A descida veio tarde demais para evitar o colapso econômico. A inflação anual dos preços dos alimentos está atualmente em 50%, com vegetais como cenoura e tomate até cinco vezes mais caros do que no ano passado.

O Sri Lanka, que deve US$ 51 bilhões a credores internacionais, na semana passada inadimplente em suas dívidas pela primeira vez desde que ganhou independência da Grã-Bretanha em 1948. O país foi paralisado por greves e confrontos violentos entre partidários do Rajapaksa e opositores nos quais pessoas morreram. Um museu dedicado à família governante foi incendiado: o sonho orgânico literalmente subiu na fumaça.

O príncipe Charles foi amplamente ridicularizado pelos agricultores quando transformou sua fazenda de 1.000 acres em Highgrove, em Gloucestershire, para se tornar completamente orgânico em 1985. Ele disse: ‘Na agricultura, como na jardinagem, eu acredito que se você tratar a terra com amor e respeito… então ele vai recompensá-lo em espécie. Esse pensamento pode ser bom em uma fazenda de jardim doméstico ou hobby, mas não na agricultura internacional, segundo especialistas.

Quase toda a agricultura orgânica, eles observam, serve apenas as pessoas mais ricas e muito pobres do mundo. Embora estes últimos sejam forçados a fazê-lo por necessidade, já que eles não podem pagar fertilizantes químicos e pesticidas, para o primeiro é uma escolha de estilo de vida caro. Como ilustra o sucesso da gama de produtos orgânicos do Príncipe Charles (Waitrose Duchy Organic), não há escassez de clientes britânicos dispostos a pagar um prêmio por esse importante rótulo orgânico. Os céticos se perguntam por que, citando testes que mostram que alimentos orgânicos não têm gosto melhor nem são mais nutricionais (embora o lobby orgânico insista que contém níveis mais altos de vitamina C e Ômega 3 no leite). Também não, acrescentam os críticos, há qualquer evidência conclusiva dos efeitos na saúde dos pesticidas.

E a agricultura orgânica nem sempre é mais verde, principalmente porque a menor produção de culturas que oferece significa que muito mais terra tem que ser cultivada — terra que poderia ser usada para cultivar árvores e reduzir as emissões de carbono. Também depende fortemente de campos de plantio que podem acelerar a exaustão do solo.

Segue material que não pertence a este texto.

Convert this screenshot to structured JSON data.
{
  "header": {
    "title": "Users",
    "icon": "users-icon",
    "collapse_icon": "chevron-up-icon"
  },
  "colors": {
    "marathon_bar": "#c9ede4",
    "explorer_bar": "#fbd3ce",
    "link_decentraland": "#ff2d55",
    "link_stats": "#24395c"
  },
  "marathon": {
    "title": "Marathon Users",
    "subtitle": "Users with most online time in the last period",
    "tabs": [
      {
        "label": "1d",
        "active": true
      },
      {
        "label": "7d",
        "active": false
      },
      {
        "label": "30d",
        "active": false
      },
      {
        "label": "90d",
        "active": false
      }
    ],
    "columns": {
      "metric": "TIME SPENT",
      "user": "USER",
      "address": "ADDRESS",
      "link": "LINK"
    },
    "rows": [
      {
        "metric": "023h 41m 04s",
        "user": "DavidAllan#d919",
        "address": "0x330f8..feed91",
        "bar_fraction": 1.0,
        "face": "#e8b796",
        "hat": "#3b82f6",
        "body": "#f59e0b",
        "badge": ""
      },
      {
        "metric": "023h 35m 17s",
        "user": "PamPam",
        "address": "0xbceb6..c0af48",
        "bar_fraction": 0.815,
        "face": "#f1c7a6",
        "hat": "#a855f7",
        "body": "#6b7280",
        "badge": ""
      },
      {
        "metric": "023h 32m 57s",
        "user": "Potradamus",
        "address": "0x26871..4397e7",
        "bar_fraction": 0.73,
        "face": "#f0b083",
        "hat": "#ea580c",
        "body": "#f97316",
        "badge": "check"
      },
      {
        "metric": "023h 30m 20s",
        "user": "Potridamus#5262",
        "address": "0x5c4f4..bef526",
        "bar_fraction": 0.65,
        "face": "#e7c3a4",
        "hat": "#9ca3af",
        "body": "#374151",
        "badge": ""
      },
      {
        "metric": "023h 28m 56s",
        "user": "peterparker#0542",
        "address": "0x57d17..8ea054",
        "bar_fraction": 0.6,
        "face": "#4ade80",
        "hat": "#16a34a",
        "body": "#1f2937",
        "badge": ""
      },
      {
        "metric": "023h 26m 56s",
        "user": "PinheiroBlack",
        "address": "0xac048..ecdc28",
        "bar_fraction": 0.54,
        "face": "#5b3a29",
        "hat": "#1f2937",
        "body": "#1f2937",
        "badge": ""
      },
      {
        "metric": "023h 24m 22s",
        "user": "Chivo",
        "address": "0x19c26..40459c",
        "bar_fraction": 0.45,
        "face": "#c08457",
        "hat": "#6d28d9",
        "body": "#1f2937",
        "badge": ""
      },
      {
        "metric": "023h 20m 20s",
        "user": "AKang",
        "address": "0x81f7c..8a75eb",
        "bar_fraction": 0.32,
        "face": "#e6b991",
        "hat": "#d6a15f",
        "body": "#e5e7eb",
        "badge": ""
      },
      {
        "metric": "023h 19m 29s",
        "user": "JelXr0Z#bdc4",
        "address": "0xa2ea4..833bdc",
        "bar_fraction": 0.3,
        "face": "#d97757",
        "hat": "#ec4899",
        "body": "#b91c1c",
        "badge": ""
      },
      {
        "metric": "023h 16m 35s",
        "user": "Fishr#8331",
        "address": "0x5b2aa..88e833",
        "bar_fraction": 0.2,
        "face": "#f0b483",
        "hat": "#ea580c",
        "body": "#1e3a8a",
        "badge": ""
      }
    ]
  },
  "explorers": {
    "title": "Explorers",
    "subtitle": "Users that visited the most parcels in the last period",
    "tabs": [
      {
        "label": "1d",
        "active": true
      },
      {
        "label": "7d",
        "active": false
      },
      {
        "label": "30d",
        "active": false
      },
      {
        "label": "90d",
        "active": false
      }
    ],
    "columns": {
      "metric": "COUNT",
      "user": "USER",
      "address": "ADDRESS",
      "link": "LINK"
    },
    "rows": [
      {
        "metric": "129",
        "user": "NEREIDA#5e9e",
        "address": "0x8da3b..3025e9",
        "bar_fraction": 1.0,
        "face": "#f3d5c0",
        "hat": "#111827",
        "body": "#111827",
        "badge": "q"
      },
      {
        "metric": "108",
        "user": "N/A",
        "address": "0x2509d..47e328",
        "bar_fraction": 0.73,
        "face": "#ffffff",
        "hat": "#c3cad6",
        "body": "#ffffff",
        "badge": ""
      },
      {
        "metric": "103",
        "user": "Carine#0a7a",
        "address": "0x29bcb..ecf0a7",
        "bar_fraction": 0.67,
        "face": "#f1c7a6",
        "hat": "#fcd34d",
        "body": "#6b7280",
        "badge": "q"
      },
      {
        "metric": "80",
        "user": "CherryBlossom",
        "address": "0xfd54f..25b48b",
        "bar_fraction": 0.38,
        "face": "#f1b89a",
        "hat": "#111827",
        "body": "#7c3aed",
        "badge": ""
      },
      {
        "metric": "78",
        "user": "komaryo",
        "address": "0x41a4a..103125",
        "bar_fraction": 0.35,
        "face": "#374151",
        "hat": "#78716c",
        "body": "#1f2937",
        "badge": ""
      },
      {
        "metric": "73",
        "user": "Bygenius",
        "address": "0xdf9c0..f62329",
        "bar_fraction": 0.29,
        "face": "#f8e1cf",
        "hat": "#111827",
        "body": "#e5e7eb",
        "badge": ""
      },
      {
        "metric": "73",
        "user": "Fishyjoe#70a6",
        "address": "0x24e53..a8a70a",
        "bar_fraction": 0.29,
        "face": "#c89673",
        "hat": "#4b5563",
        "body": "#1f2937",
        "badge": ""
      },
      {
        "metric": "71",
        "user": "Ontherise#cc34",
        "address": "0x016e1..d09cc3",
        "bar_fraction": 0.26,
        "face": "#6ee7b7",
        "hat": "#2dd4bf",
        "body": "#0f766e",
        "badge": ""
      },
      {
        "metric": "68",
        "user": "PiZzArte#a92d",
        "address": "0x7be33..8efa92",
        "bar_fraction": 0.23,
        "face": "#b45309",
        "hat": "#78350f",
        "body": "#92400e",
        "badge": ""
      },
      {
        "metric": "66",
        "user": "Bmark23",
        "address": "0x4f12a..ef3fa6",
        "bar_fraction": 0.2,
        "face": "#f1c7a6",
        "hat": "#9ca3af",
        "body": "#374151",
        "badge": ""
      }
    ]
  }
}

À medida que o Sri Lanka desce ao caos e seus líderes correm para se esconder, os defensores presunçosos da agricultura sustentável devem compartilhar a culpa – para convencê-los de que seu sonho iludido era mesmo possível.”

A proibição da agricultura tradicional e a implantação da agricultura orgânica ‘à ferro e fogo’ sempre levará ao desastre”

A proibição da agricultura tradicional e a implantação da agricultura orgânica ‘à ferro e fogo’ sempre levará ao desastre. Ao agricultor cabe a decisão da escolha do tipo de agricultura que usará para produzir os alimentos que servirão para o consumo de sua família e para comercializar. Há casos de clientes que preferem os chamados produtos orgânicos. Ninguém deve se iludir com a campanha deslanchada por ambientalistas que nunca plantaram um pé de couve ou um tomateiro. Aliás, muito jamais pisaram descalços na terra nua ou deram uma topada em uma pedra com o consequente berro de palavrões para, em seguida, chorar copiosamente por ter perdido sua plantação infestada por pragas que seriam facilmente controladas com o uso de defensivos.

É muito fácil promover campanhas contra os defensivos agrícolas e promover a agricultura orgânica com um copo de whisky escocês nas mãos, sentado em uma confortável poltrona de seu apartamento em qualquer uma das famosas avenidas deste grande país. Fica aqui um convite aos palpiteiros e inimigos do agro para vir visitar uma lavoura e acompanhar a luta de sol a sol dos produtores rurais.

Naturalmente, este artigo não tem a pretensão de negar ou demonizar a agricultura orgânica. Afinal, trata-se de um nicho de mercado para algumas pessoas de maior poder aquisitivo que encaram os seus produtos como ‘iguarias’ e vaidosamente citam que se alimentam dos mesmos. A maior parte da população mundial ainda está distante desses alimentos e é alimentada pela agricultura convencional, responsável pelas safras exuberantes que atendem o nosso mercado interno e cerca de 200 mercados mundo afora.